Both laptops are incredibly fast for the most demanding productivity tasks, and both can handle high-end creative workflows.
Both laptops use the newest display technology, Mini-LED, but each company’s implementation of it was a bit different. The Slim Pro 9i had impressive brightness, one of the highest scores we’ve recorded, and was much brighter than the MacBook Pro in standard XDR mode. Both can likely go brighter when running high dynamic range (HDR) content, something we know the MacBook Pro 16 is capable of, but we don’t measure that. Both laptops had similar color widths and accuracy and are good but not great for creators.
The MacBook Pro 16, though, had a much higher contrast ratio and display inkier blacks by default. That makes it a more attractive display overall. When we switch the Slim Pro 9i to HDR mode in Windows, its contrast rose to about the same level but its colors and brightness were both reduced. So, Apple is doing a better job of optimizing its Mini-LED panel than Lenovo. Note that the Slim Pro 9i’s panel runs at up to 165Hz compared to the MacBook Pro 16’s 120Hz.
Nevertheless, both displays are great for productivity work and very good for creative apps. The MacBook Pro 16 is the king of HDR content, though.

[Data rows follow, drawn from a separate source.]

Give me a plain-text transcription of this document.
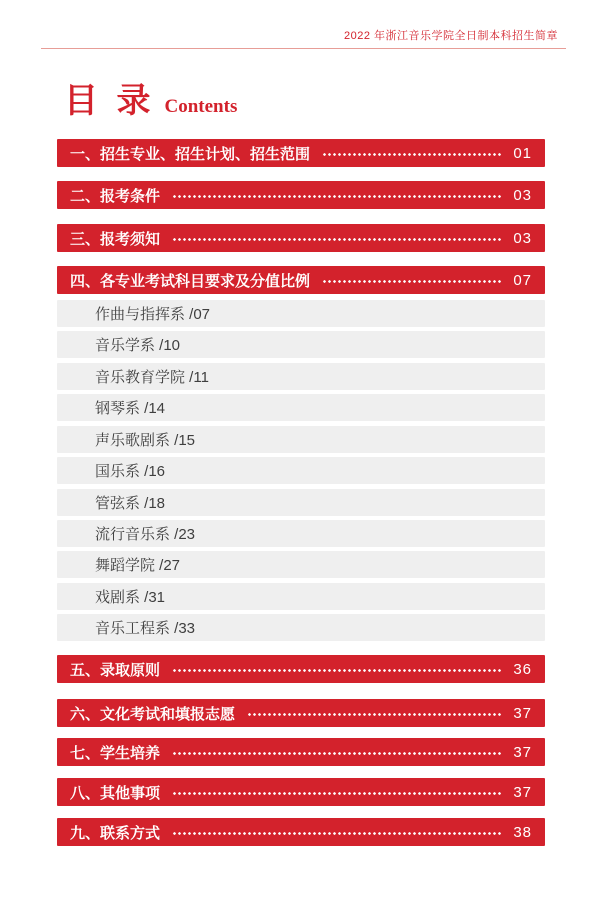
2022 年浙江音乐学院全日制本科招生简章
目 录 Contents
一、招生专业、招生计划、招生范围	01
二、报考条件	03
三、报考须知	03
四、各专业考试科目要求及分值比例	07
作曲与指挥系 /07
音乐学系 /10
音乐教育学院 /11
钢琴系 /14
声乐歌剧系 /15
国乐系 /16
管弦系 /18
流行音乐系 /23
舞蹈学院 /27
戏剧系 /31
音乐工程系 /33
五、录取原则	36
六、文化考试和填报志愿	37
七、学生培养	37
八、其他事项	37
九、联系方式	38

The MacBook Pro 16 features six speakers with force-canceling woofers, and quite frankly produces the best audio on a laptop today. There’s tons of volume, crisp mids and highs, and more bass than you expect on a laptop. It’s a great experience. The headphone jack can also drive high-impedance headphones. The four speakers on the Slim Pro 9i are fine, but they don’t really compare to the MacBook Pro 16’s experience.

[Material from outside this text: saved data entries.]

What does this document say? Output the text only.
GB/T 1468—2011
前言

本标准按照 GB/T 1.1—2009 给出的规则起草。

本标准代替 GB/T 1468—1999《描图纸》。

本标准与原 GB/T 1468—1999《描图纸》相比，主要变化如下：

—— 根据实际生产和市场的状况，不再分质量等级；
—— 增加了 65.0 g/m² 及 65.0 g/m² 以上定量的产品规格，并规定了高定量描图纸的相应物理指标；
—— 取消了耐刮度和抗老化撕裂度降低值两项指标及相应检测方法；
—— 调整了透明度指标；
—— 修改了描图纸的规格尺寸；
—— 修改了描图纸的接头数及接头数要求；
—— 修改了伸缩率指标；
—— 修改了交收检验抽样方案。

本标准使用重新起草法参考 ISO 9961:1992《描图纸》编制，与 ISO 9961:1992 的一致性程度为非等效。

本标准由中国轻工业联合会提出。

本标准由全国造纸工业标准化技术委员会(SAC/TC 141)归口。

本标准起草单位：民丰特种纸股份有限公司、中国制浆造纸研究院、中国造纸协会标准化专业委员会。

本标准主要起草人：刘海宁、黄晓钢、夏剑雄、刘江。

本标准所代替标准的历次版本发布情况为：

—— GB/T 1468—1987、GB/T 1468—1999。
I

Both laptops are larder machines, and you’ll feel both in your backpack. But the MacBook Pro 16 is slightly more svelte.
Mainly, though, the MacBook Pro 16 stands out because of the incredible efficiency that goes with its excellent performance. Even with a power-hungry Mini-LED display, and thanks to 100 watt-hours of battery capacity, the MacBook Pro 16 doubled up on the Slim Pro 9i in our web browsing and video looping tests. The Slim Pro 9i suffered from just a 75-watt-hour battery, but that’s not enough to account for the massive difference. Apple’s Silicon chips are just incredibly more efficient than Intel’s.
You’ll get a couple of days of normal use out of the MacBook Pro 16 on a single charge, while you’ll be reaching for the Slim Pro 9i’s charger by lunchtime. Apple’s laptop provides an impressive combination of performance and battery life that Windows laptops simply can’t match.

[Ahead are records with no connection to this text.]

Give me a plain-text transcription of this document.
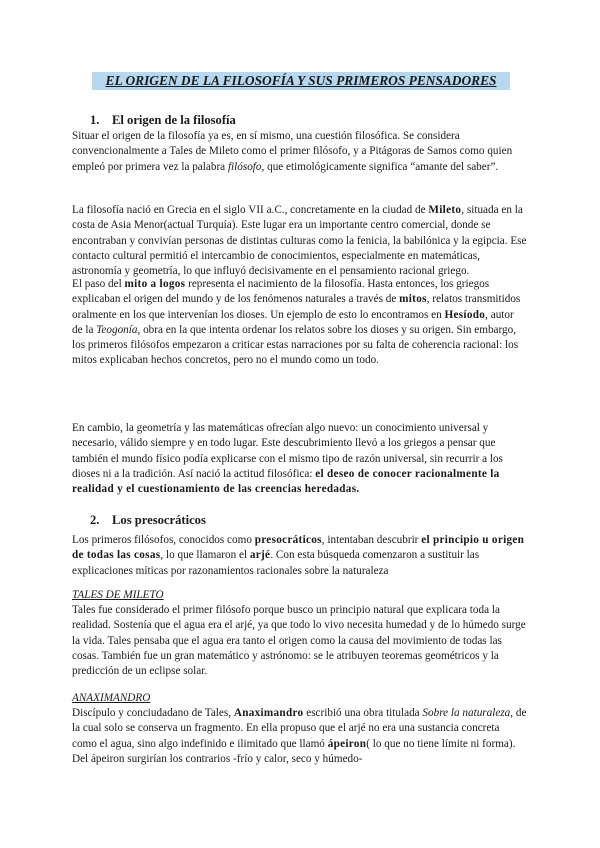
EL ORIGEN DE LA FILOSOFÍA Y SUS PRIMEROS PENSADORES
1. El origen de la filosofía

Situar el origen de la filosofía ya es, en sí mismo, una cuestión filosófica. Se considera convencionalmente a Tales de Mileto como el primer filósofo, y a Pitágoras de Samos como quien empleó por primera vez la palabra filósofo, que etimológicamente significa “amante del saber”.

La filosofía nació en Grecia en el siglo VII a.C., concretamente en la ciudad de Mileto, situada en la costa de Asia Menor(actual Turquía). Este lugar era un importante centro comercial, donde se encontraban y convivían personas de distintas culturas como la fenicia, la babilónica y la egipcia. Ese contacto cultural permitió el intercambio de conocimientos, especialmente en matemáticas, astronomía y geometría, lo que influyó decisivamente en el pensamiento racional griego.

El paso del mito a logos representa el nacimiento de la filosofía. Hasta entonces, los griegos explicaban el origen del mundo y de los fenómenos naturales a través de mitos, relatos transmitidos oralmente en los que intervenían los dioses. Un ejemplo de esto lo encontramos en Hesíodo, autor de la Teogonía, obra en la que intenta ordenar los relatos sobre los dioses y su origen. Sin embargo, los primeros filósofos empezaron a criticar estas narraciones por su falta de coherencia racional: los mitos explicaban hechos concretos, pero no el mundo como un todo.

En cambio, la geometría y las matemáticas ofrecían algo nuevo: un conocimiento universal y necesario, válido siempre y en todo lugar. Este descubrimiento llevó a los griegos a pensar que también el mundo físico podía explicarse con el mismo tipo de razón universal, sin recurrir a los dioses ni a la tradición. Así nació la actitud filosófica: el deseo de conocer racionalmente la realidad y el cuestionamiento de las creencias heredadas.

2. Los presocráticos

Los primeros filósofos, conocidos como presocráticos, intentaban descubrir el principio u origen de todas las cosas, lo que llamaron el arjé. Con esta búsqueda comenzaron a sustituir las explicaciones míticas por razonamientos racionales sobre la naturaleza

TALES DE MILETO

Tales fue considerado el primer filósofo porque busco un principio natural que explicara toda la realidad. Sostenía que el agua era el arjé, ya que todo lo vivo necesita humedad y de lo húmedo surge la vida. Tales pensaba que el agua era tanto el origen como la causa del movimiento de todas las cosas. También fue un gran matemático y astrónomo: se le atribuyen teoremas geométricos y la predicción de un eclipse solar.

ANAXIMANDRO

Discípulo y conciudadano de Tales, Anaximandro escribió una obra titulada Sobre la naturaleza, de la cual solo se conserva un fragmento. En ella propuso que el arjé no era una sustancia concreta como el agua, sino algo indefinido e ilimitado que llamó ápeiron( lo que no tiene límite ni forma). Del ápeiron surgirían los contrarios -frío y calor, seco y húmedo-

The Slim Pro 9i is a solid example of a 16-inch laptop with a great display and enough performance to meet demanding creative workflows. It’s also less expensive, but its battery life is poor.
The MacBook Pro 16 is just as fast and offers class-leading battery life, and its design and build are superior. It’s a lot more expensive, but if you can afford it, it’s the more refined choice.